Ils ont constaté que la publication moyenne de l’IPC l’année dernière avait deux fois l’impact moyen sur le bon du Trésor à court terme par rapport à la déclaration moyenne du Federal Open Market Committee, par exemple.

En termes de mouvements du marché, “la pure volatilité autour de chaque publication de l’IPC est remarquable” et reflète l’ampleur des surprises d’inflation l’année dernière et comment ces lectures inattendues ont changé les perspectives de la politique de la Fed, ont-ils écrit.

L’année dernière a été l’année où la Fed a été prise au dépourvu par les niveaux d’inflation les plus élevés observés en 40 ans. Les banquiers centraux avaient initialement écarté la flambée des pressions sur les prix comme un facteur temporaire lié au début de la pandémie de coronavirus, mais se sont finalement retrouvés derrière la courbe. Ils se sont ensuite lancés dans une campagne très agressive de hausse des taux qui a fait passer l’objectif de taux de la banque centrale de niveaux proches de zéro en mars à entre 4,25 % et 4,5 % d’ici la fin de 2022. Les taux augmenteront presque certainement encore cette année même si les pressions inflationnistes montrent quelques premiers signes de refroidissement.

Dans le rapport, les auteurs ont constaté que les déclarations du FOMC et les conférences de presse qui ont suivi les réunions ont eu un impact différent sur les bons du Trésor à court terme et sur le marché boursier. La déclaration annonçant les actions politiques de la Fed a le plus durement touché les obligations, tandis que la conférence de presse, qui existe pour que le dirigeant de la Fed explique plus en détail ce que la banque centrale a fait, a eu un impact plus important sur le déplacement du S&P 500.

Pendant ce temps, les procès-verbaux des réunions de la Fed, qui décrivent les débats des réunions du FOMC et interviennent trois semaines après chaque réunion, ont également eu un impact sur le marché et ont souvent été perçus comme plus accommodants que les réunions et les conférences de presse du FOMC.

“Nous soupçonnons que c’est parce que la nuance et la plus grande gamme de prévisions et d’opinions permises par le procès-verbal ont eu tendance à permettre des interprétations plus accommodantes que la perspective plus limitée et ciblée de la déclaration et de la conférence de presse”, indique le rapport.

Parmi les décideurs politiques, le rapport a révélé que les remarques du président de la Fed, Jerome Powell, du vice-président Lael Brainard et du chef de la Fed de New York, John Williams, avaient des impacts notables sur le marché. Christopher Waller, l’ancien directeur de recherche de la Fed de Saint-Louis qui est devenu gouverneur de la Fed à la fin de 2020 et qui était un fervent partisan de hausses de taux agressives, a également été un moteur du marché.

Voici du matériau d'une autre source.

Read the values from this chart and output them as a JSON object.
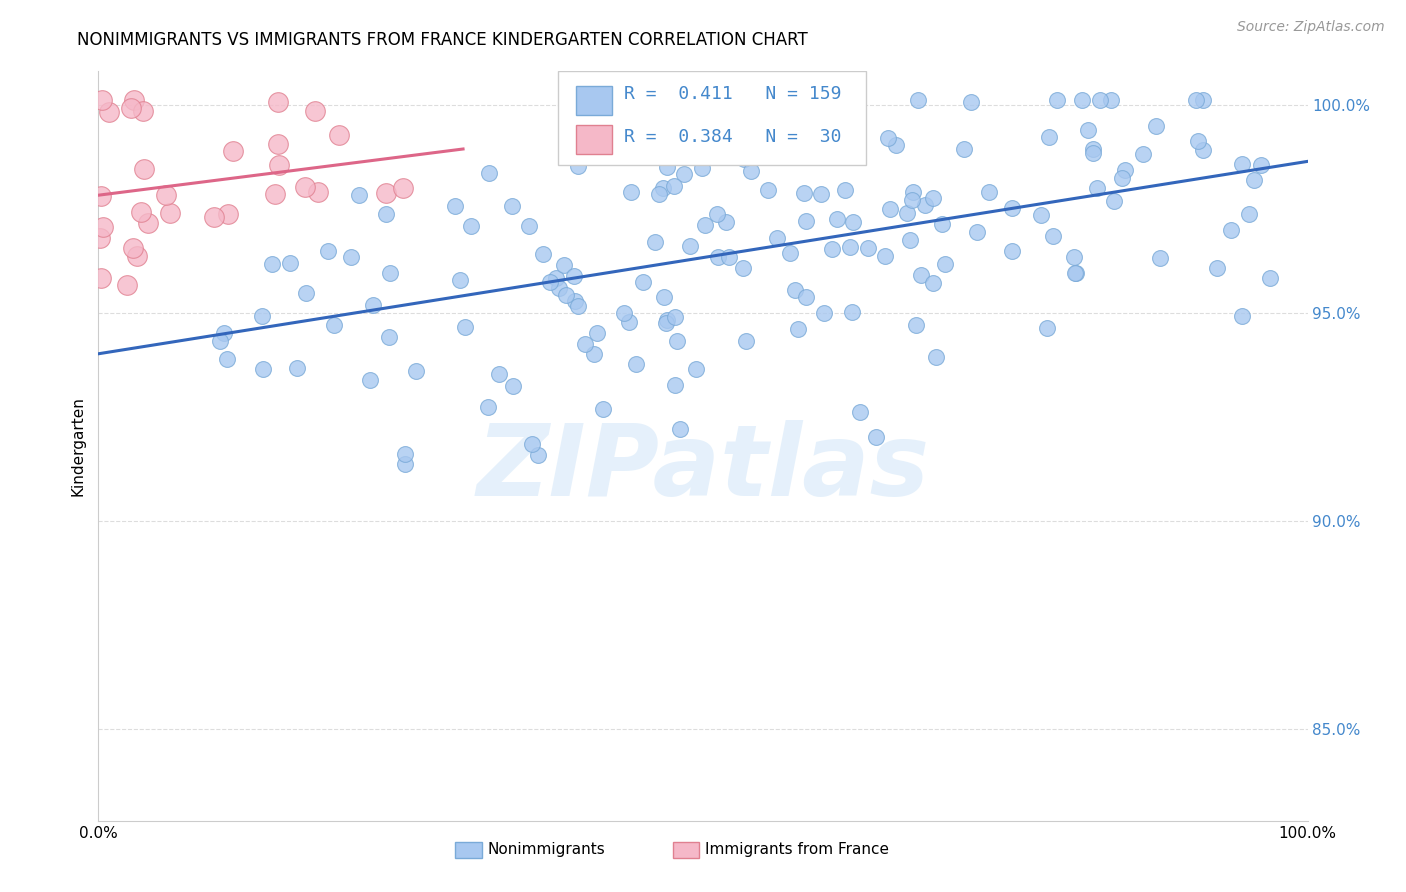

Le rapport n’a pas classé l’impact sur le marché des 11 dirigeants régionaux restants de la Fed, qui parlent avec une fréquence beaucoup plus élevée que les membres du conseil d’administration et même le dirigeant de la Fed de New York. Les dirigeants régionaux de la Fed affichent souvent un plus large éventail de points de vue sur les questions de politique économique et monétaire, et certains observateurs de la banque centrale ont déploré la fréquence de leurs commentaires qui brouillent le message que les principaux responsables de la Fed tentent de faire passer.

Les économistes d’Evercore ISI estiment que les moteurs du marché vont changer au cours de la nouvelle année.

“Avec l’inflation ayant atteint un sommet et le taux des fonds fédéraux maintenant en territoire restrictif, les perceptions des marchés concernant la volatilité des politiques et l’impact marginal des nouvelles publications de données semblent susceptibles de baisser ou du moins de se réorienter davantage vers les préoccupations de croissance et loin de l’inflation”, ont-ils écrit.